Author: Redaksi Android62

Pabrik Nissan di Sunderland, Inggris, akan menjadi titik baru bagi Chery saat merek asal Tiongkok itu mulai memperluas jejak manufakturnya di Eropa. Melalui kesepakatan yang sudah diteken lewat nota kesepahaman, Chery mendapat akses ke “Line 1” dan operasi di lini tersebut dijadwalkan dimulai pada tahun fiskal 2027.

Langkah ini menandai perubahan arah yang cukup penting bagi Chery. Perusahaan tidak hanya ingin mengandalkan mobil impor, tetapi juga membangun basis produksi lokal agar posisinya di Inggris dan pasar Eropa menjadi lebih kuat.

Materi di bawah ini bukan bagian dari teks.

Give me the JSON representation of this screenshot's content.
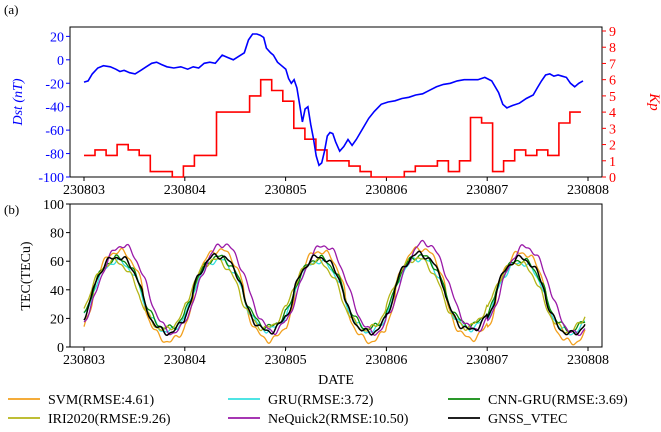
{
  "chart_data": [
    {
      "type": "line",
      "panel_label": "(a)",
      "x": [
        "230803",
        "230804",
        "230805",
        "230806",
        "230807",
        "230808"
      ],
      "ylabel_left": "Dst (nT)",
      "ylabel_right": "Kp",
      "ylim_left": [
        -100,
        28
      ],
      "ylim_right": [
        0,
        9
      ],
      "yticks_left": [
        "20",
        "0",
        "-20",
        "-40",
        "-60",
        "-80",
        "-100"
      ],
      "yticks_right": [
        "0",
        "1",
        "2",
        "3",
        "4",
        "5",
        "6",
        "7",
        "8",
        "9"
      ],
      "colors": {
        "dst": "#0000ff",
        "kp": "#ff0000"
      },
      "series": [
        {
          "name": "Dst",
          "axis": "left",
          "points": [
            [
              0.0,
              -19
            ],
            [
              0.06,
              -18
            ],
            [
              0.12,
              -12
            ],
            [
              0.2,
              -7
            ],
            [
              0.28,
              -5
            ],
            [
              0.38,
              -6
            ],
            [
              0.46,
              -8
            ],
            [
              0.52,
              -10
            ],
            [
              0.58,
              -9
            ],
            [
              0.66,
              -11
            ],
            [
              0.74,
              -12
            ],
            [
              0.82,
              -9
            ],
            [
              0.9,
              -6
            ],
            [
              0.98,
              -3
            ],
            [
              1.05,
              -2
            ],
            [
              1.12,
              -4
            ],
            [
              1.2,
              -6
            ],
            [
              1.3,
              -7
            ],
            [
              1.4,
              -6
            ],
            [
              1.5,
              -8
            ],
            [
              1.58,
              -6
            ],
            [
              1.66,
              -7
            ],
            [
              1.74,
              -3
            ],
            [
              1.82,
              -2
            ],
            [
              1.9,
              -3
            ],
            [
              2.0,
              4
            ],
            [
              2.08,
              2
            ],
            [
              2.16,
              0
            ],
            [
              2.24,
              3
            ],
            [
              2.32,
              6
            ],
            [
              2.38,
              17
            ],
            [
              2.44,
              22
            ],
            [
              2.5,
              22
            ],
            [
              2.55,
              21
            ],
            [
              2.6,
              19
            ],
            [
              2.64,
              10
            ],
            [
              2.7,
              6
            ],
            [
              2.74,
              4
            ],
            [
              2.8,
              -2
            ],
            [
              2.86,
              -5
            ],
            [
              2.92,
              -8
            ],
            [
              2.96,
              -16
            ],
            [
              3.0,
              -20
            ],
            [
              3.04,
              -17
            ],
            [
              3.08,
              -24
            ],
            [
              3.12,
              -38
            ],
            [
              3.16,
              -53
            ],
            [
              3.2,
              -42
            ],
            [
              3.24,
              -40
            ],
            [
              3.28,
              -55
            ],
            [
              3.32,
              -67
            ],
            [
              3.36,
              -82
            ],
            [
              3.4,
              -90
            ],
            [
              3.44,
              -88
            ],
            [
              3.48,
              -78
            ],
            [
              3.52,
              -65
            ],
            [
              3.56,
              -62
            ],
            [
              3.6,
              -63
            ],
            [
              3.64,
              -70
            ],
            [
              3.7,
              -78
            ],
            [
              3.76,
              -74
            ],
            [
              3.82,
              -68
            ],
            [
              3.88,
              -73
            ],
            [
              3.94,
              -68
            ],
            [
              4.0,
              -62
            ],
            [
              4.06,
              -56
            ],
            [
              4.12,
              -50
            ],
            [
              4.2,
              -44
            ],
            [
              4.3,
              -38
            ],
            [
              4.4,
              -36
            ],
            [
              4.5,
              -35
            ],
            [
              4.6,
              -33
            ],
            [
              4.7,
              -32
            ],
            [
              4.8,
              -30
            ],
            [
              4.9,
              -29
            ],
            [
              5.0,
              -26
            ],
            [
              5.1,
              -23
            ],
            [
              5.2,
              -21
            ],
            [
              5.3,
              -20
            ],
            [
              5.4,
              -18
            ],
            [
              5.5,
              -17
            ],
            [
              5.6,
              -17
            ],
            [
              5.7,
              -17
            ],
            [
              5.8,
              -15
            ],
            [
              5.9,
              -18
            ],
            [
              6.0,
              -28
            ],
            [
              6.06,
              -38
            ],
            [
              6.12,
              -41
            ],
            [
              6.2,
              -39
            ],
            [
              6.3,
              -37
            ],
            [
              6.4,
              -33
            ],
            [
              6.5,
              -30
            ],
            [
              6.56,
              -24
            ],
            [
              6.62,
              -18
            ],
            [
              6.68,
              -13
            ],
            [
              6.74,
              -12
            ],
            [
              6.8,
              -14
            ],
            [
              6.86,
              -13
            ],
            [
              6.92,
              -14
            ],
            [
              6.98,
              -15
            ],
            [
              7.04,
              -20
            ],
            [
              7.1,
              -23
            ],
            [
              7.16,
              -20
            ],
            [
              7.22,
              -18
            ]
          ]
        },
        {
          "name": "Kp",
          "axis": "right",
          "step": true,
          "points": [
            [
              0.0,
              1.33
            ],
            [
              0.22,
              1.67
            ],
            [
              0.44,
              1.33
            ],
            [
              0.66,
              2.0
            ],
            [
              0.88,
              1.67
            ],
            [
              1.1,
              1.33
            ],
            [
              1.32,
              0.33
            ],
            [
              1.76,
              0.0
            ],
            [
              1.98,
              0.67
            ],
            [
              2.2,
              1.33
            ],
            [
              2.64,
              4.0
            ],
            [
              3.3,
              5.0
            ],
            [
              3.52,
              6.0
            ],
            [
              3.74,
              5.33
            ],
            [
              3.96,
              4.67
            ],
            [
              4.18,
              3.0
            ],
            [
              4.4,
              2.33
            ],
            [
              4.62,
              1.67
            ],
            [
              4.84,
              1.0
            ],
            [
              5.28,
              0.67
            ],
            [
              5.5,
              0.33
            ],
            [
              5.72,
              0.0
            ],
            [
              6.38,
              0.33
            ],
            [
              6.6,
              0.67
            ],
            [
              6.82,
              0.67
            ],
            [
              7.04,
              1.0
            ],
            [
              7.26,
              0.33
            ],
            [
              7.48,
              1.0
            ],
            [
              7.7,
              3.67
            ],
            [
              7.92,
              3.33
            ],
            [
              8.14,
              0.33
            ],
            [
              8.36,
              1.0
            ],
            [
              8.58,
              1.67
            ],
            [
              8.8,
              1.33
            ],
            [
              9.02,
              1.67
            ],
            [
              9.24,
              1.33
            ],
            [
              9.46,
              3.33
            ],
            [
              9.68,
              4.0
            ],
            [
              9.9,
              4.0
            ]
          ]
        }
      ]
    },
    {
      "type": "line",
      "panel_label": "(b)",
      "xlabel": "DATE",
      "ylabel": "TEC(TECu)",
      "x": [
        "230803",
        "230804",
        "230805",
        "230806",
        "230807",
        "230808"
      ],
      "ylim": [
        0,
        100
      ],
      "yticks": [
        "0",
        "20",
        "40",
        "60",
        "80",
        "100"
      ],
      "legend_position": "bottom",
      "series": [
        {
          "name": "SVM(RMSE:4.61)",
          "color": "#f2a01e",
          "period_peak": 67,
          "period_trough": 4
        },
        {
          "name": "GRU(RMSE:3.72)",
          "color": "#36e0e0",
          "period_peak": 60,
          "period_trough": 11
        },
        {
          "name": "CNN-GRU(RMSE:3.69)",
          "color": "#0b8a0b",
          "period_peak": 62,
          "period_trough": 13
        },
        {
          "name": "IRI2020(RMSE:9.26)",
          "color": "#b5b518",
          "period_peak": 60,
          "period_trough": 12
        },
        {
          "name": "NeQuick2(RMSE:10.50)",
          "color": "#9a1aa8",
          "period_peak": 71,
          "period_trough": 10
        },
        {
          "name": "GNSS_VTEC",
          "color": "#000000",
          "period_peak": 63,
          "period_trough": 10
        }
      ]
    }
  ]
}
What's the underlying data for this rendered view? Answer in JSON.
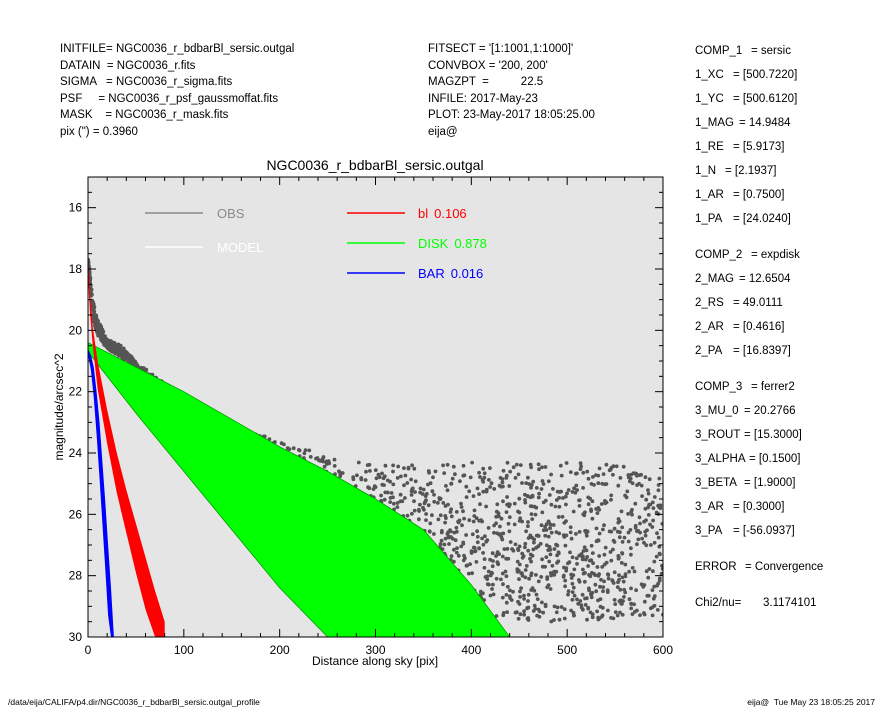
{
  "header_left": [
    {
      "key": "INITFILE=",
      "value": "NGC0036_r_bdbarBl_sersic.outgal"
    },
    {
      "key": "DATAIN  =",
      "value": "NGC0036_r.fits"
    },
    {
      "key": "SIGMA   =",
      "value": "NGC0036_r_sigma.fits"
    },
    {
      "key": "PSF     =",
      "value": "NGC0036_r_psf_gaussmoffat.fits"
    },
    {
      "key": "MASK    =",
      "value": "NGC0036_r_mask.fits"
    },
    {
      "key": "pix (\") =",
      "value": "0.3960"
    }
  ],
  "header_mid": [
    {
      "key": "FITSECT =",
      "value": "'[1:1001,1:1000]'"
    },
    {
      "key": "CONVBOX =",
      "value": "'200, 200'"
    },
    {
      "key": "MAGZPT  =",
      "value": "22.5"
    },
    {
      "key": "INFILE:",
      "value": "2017-May-23"
    },
    {
      "key": "PLOT:",
      "value": "23-May-2017 18:05:25.00"
    },
    {
      "key": "eija@",
      "value": ""
    }
  ],
  "params": [
    {
      "key": "COMP_1",
      "value": "= sersic",
      "gap": false
    },
    {
      "key": "1_XC",
      "value": "= [500.7220]",
      "gap": false
    },
    {
      "key": "1_YC",
      "value": "= [500.6120]",
      "gap": false
    },
    {
      "key": "1_MAG",
      "value": "= 14.9484",
      "gap": false
    },
    {
      "key": "1_RE",
      "value": "= [5.9173]",
      "gap": false
    },
    {
      "key": "1_N",
      "value": "= [2.1937]",
      "gap": false
    },
    {
      "key": "1_AR",
      "value": "= [0.7500]",
      "gap": false
    },
    {
      "key": "1_PA",
      "value": "= [24.0240]",
      "gap": false
    },
    {
      "key": "COMP_2",
      "value": "= expdisk",
      "gap": true
    },
    {
      "key": "2_MAG",
      "value": "= 12.6504",
      "gap": false
    },
    {
      "key": "2_RS",
      "value": "= 49.0111",
      "gap": false
    },
    {
      "key": "2_AR",
      "value": "= [0.4616]",
      "gap": false
    },
    {
      "key": "2_PA",
      "value": "= [16.8397]",
      "gap": false
    },
    {
      "key": "COMP_3",
      "value": "= ferrer2",
      "gap": true
    },
    {
      "key": "3_MU_0",
      "value": "= 20.2766",
      "gap": false
    },
    {
      "key": "3_ROUT",
      "value": "= [15.3000]",
      "gap": false
    },
    {
      "key": "3_ALPHA",
      "value": "= [0.1500]",
      "gap": false
    },
    {
      "key": "3_BETA",
      "value": "= [1.9000]",
      "gap": false
    },
    {
      "key": "3_AR",
      "value": "= [0.3000]",
      "gap": false
    },
    {
      "key": "3_PA",
      "value": "= [-56.0937]",
      "gap": false
    },
    {
      "key": "ERROR",
      "value": "= Convergence",
      "gap": true
    },
    {
      "key": "Chi2/nu=",
      "value": "3.1174101",
      "gap": true
    }
  ],
  "footer": {
    "left": "/data/eija/CALIFA/p4.dir/NGC0036_r_bdbarBl_sersic.outgal_profile",
    "right": "eija@  Tue May 23 18:05:25 2017"
  },
  "colors": {
    "plot_bg": "#e5e5e5",
    "obs": "#555555",
    "obs_legend": "#8a8a8a",
    "model": "#ffffff",
    "bulge": "#ff0000",
    "disk": "#00ff00",
    "disk_edge": "#009a00",
    "bar": "#0000ff"
  },
  "chart_data": {
    "type": "scatter",
    "title": "NGC0036_r_bdbarBl_sersic.outgal",
    "xlabel": "Distance along sky [pix]",
    "ylabel": "magnitude/arcsec^2",
    "xlim": [
      0,
      600
    ],
    "ylim": [
      30,
      15
    ],
    "x_ticks": [
      0,
      100,
      200,
      300,
      400,
      500,
      600
    ],
    "y_ticks": [
      16,
      18,
      20,
      22,
      24,
      26,
      28,
      30
    ],
    "legend": [
      {
        "name": "OBS",
        "fraction": "",
        "color_key": "obs_legend"
      },
      {
        "name": "MODEL",
        "fraction": "",
        "color_key": "model"
      },
      {
        "name": "bl",
        "fraction": "0.106",
        "color_key": "bulge"
      },
      {
        "name": "DISK",
        "fraction": "0.878",
        "color_key": "disk"
      },
      {
        "name": "BAR",
        "fraction": "0.016",
        "color_key": "bar"
      }
    ],
    "series": [
      {
        "name": "OBS",
        "kind": "scatter-band",
        "x": [
          0,
          5,
          10,
          20,
          35,
          50,
          75,
          100,
          150,
          200,
          250,
          300,
          350,
          400,
          450,
          500,
          550,
          600
        ],
        "y_bright": [
          17.6,
          19.0,
          19.6,
          20.3,
          20.5,
          21.0,
          21.6,
          22.2,
          23.0,
          23.6,
          24.1,
          24.4,
          24.4,
          24.3,
          24.3,
          24.3,
          24.4,
          24.6
        ],
        "y_faint": [
          17.9,
          19.6,
          20.2,
          20.6,
          20.9,
          21.3,
          22.5,
          23.3,
          24.8,
          26.3,
          27.6,
          28.5,
          29.0,
          29.4,
          29.5,
          29.5,
          29.4,
          29.3
        ]
      },
      {
        "name": "bl",
        "kind": "band",
        "x": [
          0,
          2,
          5,
          10,
          20,
          30,
          40,
          50,
          60,
          70,
          80
        ],
        "y_bright": [
          17.6,
          18.7,
          19.9,
          21.0,
          22.6,
          24.0,
          25.2,
          26.3,
          27.4,
          28.5,
          29.5
        ],
        "y_faint": [
          18.2,
          19.4,
          20.5,
          21.9,
          23.7,
          25.3,
          26.6,
          27.9,
          29.1,
          30.0,
          30.0
        ]
      },
      {
        "name": "DISK",
        "kind": "band",
        "x": [
          0,
          50,
          100,
          150,
          200,
          250,
          300,
          350,
          400,
          440
        ],
        "y_bright": [
          20.4,
          21.2,
          22.0,
          22.9,
          23.8,
          24.6,
          25.5,
          26.5,
          28.3,
          30.0
        ],
        "y_faint": [
          20.7,
          22.7,
          24.6,
          26.5,
          28.4,
          30.0,
          30.0,
          30.0,
          30.0,
          30.0
        ]
      },
      {
        "name": "BAR",
        "kind": "band",
        "x": [
          0,
          3,
          6,
          9,
          12,
          15,
          18,
          21,
          24,
          27
        ],
        "y_bright": [
          20.6,
          20.8,
          21.2,
          22.0,
          23.0,
          24.3,
          25.6,
          27.0,
          28.4,
          30.0
        ],
        "y_faint": [
          20.8,
          21.3,
          22.2,
          23.4,
          24.8,
          26.3,
          27.8,
          29.3,
          30.0,
          30.0
        ]
      }
    ]
  }
}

Di sisi lain, fasilitas Sunderland juga sedang mengalami penyesuaian internal. Nissan memindahkan perakitan Leaf, Qashqai, dan Juke ke “Line 2” sebagai bagian dari restrukturisasi global yang sedang berjalan.

CEO Nissan Ivan Espinosa menyebut kemitraan ini sebagai komponen kunci dari reformal struktural perusahaan. Pernyataan itu menunjukkan bahwa penggunaan lini produksi untuk Chery memang terhubung erat dengan upaya Nissan menata ulang operasinya dan menekan biaya produksi.

Bagi Chery, akses ke Sunderland memberi keuntungan strategis yang sulit diabaikan. Pabrik itu dapat menjadi landasan penting untuk memperkuat penetrasi di Inggris, sekaligus membuka jalan yang lebih lebar ke pasar Eropa.

Dorongan Chery ke arah produksi lokal juga terlihat dari strategi merek yang sudah disiapkan lebih dulu. Perusahaan asal Tiongkok itu telah meluncurkan tiga submerek, yaitu JAECOO, Omoda, dan LEPAS, sebagai bagian dari ekspansi yang lebih luas.

Meski begitu, Chery belum mengumumkan model apa yang akan dirakit di Sunderland. Arah besarnya tetap jelas, yaitu memanfaatkan basis produksi di Inggris untuk masuk lebih dalam ke pasar yang lebih besar dan lebih kompetitif.

Salah satu sinyal terkuat datang dari performa JAECOO di Inggris. Model JAECOO 7, atau J7, menjadi model terlaris pada bulan Maret dengan penjualan 10.064 unit.

Angka itu menempatkan JAECOO 7 di atas beberapa nama besar lain di pasar yang sama. Ford Puma mencatat 9.193 unit, Nissan Qashqai 8.718 unit, dan KIA Sportage 7.310 unit pada periode yang sama.

Kinerja JAECOO 7 juga tercermin dalam daftar penjualan di Inggris sepanjang 2026. SUV medium itu berada di peringkat kedua dengan total 15.569 unit, hanya sedikit di bawah Ford Puma yang memimpin dengan 16.128 unit.

Dengan bekal penjualan seperti itu, Chery punya alasan kuat untuk memperluas langkahnya di Inggris. Akses ke lini produksi Nissan dapat menjadi batu loncatan penting saat pabrikan Tiongkok makin agresif masuk ke Eropa lewat produksi lokal, bukan hanya penjualan mobil impor.